O Brasil está em negociação para estabelecer um acordo oficial de coprodução cinematográfica com a Rússia, que permitirá o uso de políticas públicas para apoiar projetos culturais entre os dois países. A iniciativa foi destacada por Leonardo Edde, presidente da RioFilme, durante sua participação no Festival Internacional de Cinema de Moscou, evento que ocorre até o dia 31 de agosto.

Edde ressaltou que, para concretizar o acordo, é necessário um planejamento cuidadoso para identificar os conteúdos com maior potencial de integração cultural e entender as interseções entre as audiências brasileiras e russas, abrangendo cinema, televisão e plataformas de streaming.
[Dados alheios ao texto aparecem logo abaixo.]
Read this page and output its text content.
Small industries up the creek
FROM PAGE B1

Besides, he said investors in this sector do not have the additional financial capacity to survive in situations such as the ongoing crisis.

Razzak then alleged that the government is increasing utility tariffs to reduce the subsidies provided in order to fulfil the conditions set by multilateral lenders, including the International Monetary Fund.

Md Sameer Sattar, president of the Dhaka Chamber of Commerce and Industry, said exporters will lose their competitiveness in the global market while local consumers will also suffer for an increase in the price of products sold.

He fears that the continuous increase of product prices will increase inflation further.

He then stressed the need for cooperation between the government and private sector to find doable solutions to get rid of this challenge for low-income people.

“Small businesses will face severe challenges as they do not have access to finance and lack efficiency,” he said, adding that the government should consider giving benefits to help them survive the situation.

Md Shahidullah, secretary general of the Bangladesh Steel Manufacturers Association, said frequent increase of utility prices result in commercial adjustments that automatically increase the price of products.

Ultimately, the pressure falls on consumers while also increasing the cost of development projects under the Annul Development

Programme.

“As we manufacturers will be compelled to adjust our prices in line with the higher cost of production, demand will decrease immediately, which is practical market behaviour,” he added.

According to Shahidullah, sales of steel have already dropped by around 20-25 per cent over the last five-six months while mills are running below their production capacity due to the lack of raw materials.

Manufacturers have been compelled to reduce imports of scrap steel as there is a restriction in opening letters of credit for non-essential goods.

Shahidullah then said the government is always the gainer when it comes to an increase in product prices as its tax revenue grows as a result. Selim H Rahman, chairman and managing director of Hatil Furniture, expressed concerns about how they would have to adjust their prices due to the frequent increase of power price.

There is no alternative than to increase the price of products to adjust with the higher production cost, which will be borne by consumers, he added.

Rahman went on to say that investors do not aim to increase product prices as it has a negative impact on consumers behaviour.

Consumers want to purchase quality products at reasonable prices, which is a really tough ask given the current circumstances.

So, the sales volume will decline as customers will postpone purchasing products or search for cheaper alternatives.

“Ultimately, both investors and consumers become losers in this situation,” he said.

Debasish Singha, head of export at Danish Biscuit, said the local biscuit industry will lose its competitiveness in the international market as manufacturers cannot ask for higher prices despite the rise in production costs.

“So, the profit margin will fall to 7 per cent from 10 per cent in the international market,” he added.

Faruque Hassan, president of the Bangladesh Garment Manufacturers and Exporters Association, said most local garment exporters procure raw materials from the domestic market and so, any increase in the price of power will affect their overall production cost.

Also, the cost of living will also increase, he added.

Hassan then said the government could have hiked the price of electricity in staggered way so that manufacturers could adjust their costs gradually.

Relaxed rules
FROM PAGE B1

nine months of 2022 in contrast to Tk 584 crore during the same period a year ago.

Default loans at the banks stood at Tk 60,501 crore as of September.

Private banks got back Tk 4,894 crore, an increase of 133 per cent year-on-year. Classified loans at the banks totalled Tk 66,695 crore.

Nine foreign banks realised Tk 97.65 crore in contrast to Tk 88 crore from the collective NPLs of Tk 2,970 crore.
A RioFilme também tem buscado fortalecer relações com outros países do grupo Brics, como China e Índia, visando a criação de um mercado comum audiovisual entre essas nações.

O presidente da RioFilme destacou a importância de valorizar a colaboração interna entre os países do Brics, que possuem um vasto mercado conjunto. Segundo ele, o setor audiovisual é uma ferramenta estratégica para promover a cultura, atrair turismo e consumidores, assim como já ocorre com Estados Unidos, Coreia do Sul e França.

A viagem a Moscou integra o projeto Destination Rio, parte do plano estratégico da prefeitura para 2025-2028, que busca atrair produções estrangeiras e empresas internacionais para o Rio de Janeiro, ampliando o ecossistema local de cinema, audiovisual e tecnologia. Em 2024, a RioFilme assinou um memorando de entendimento com a cidade de Moscou para promover produções internacionais e negócios bilaterais.

Além da Rússia, a RioFilme mantém esforços para estabelecer parcerias estratégicas com países como Colômbia, Espanha, Inglaterra e França, ampliando as oportunidades de coprodução e intercâmbio tecnológico. O objetivo é fortalecer o setor audiovisual brasileiro e consolidar o Rio de Janeiro como polo internacional de produção cultural.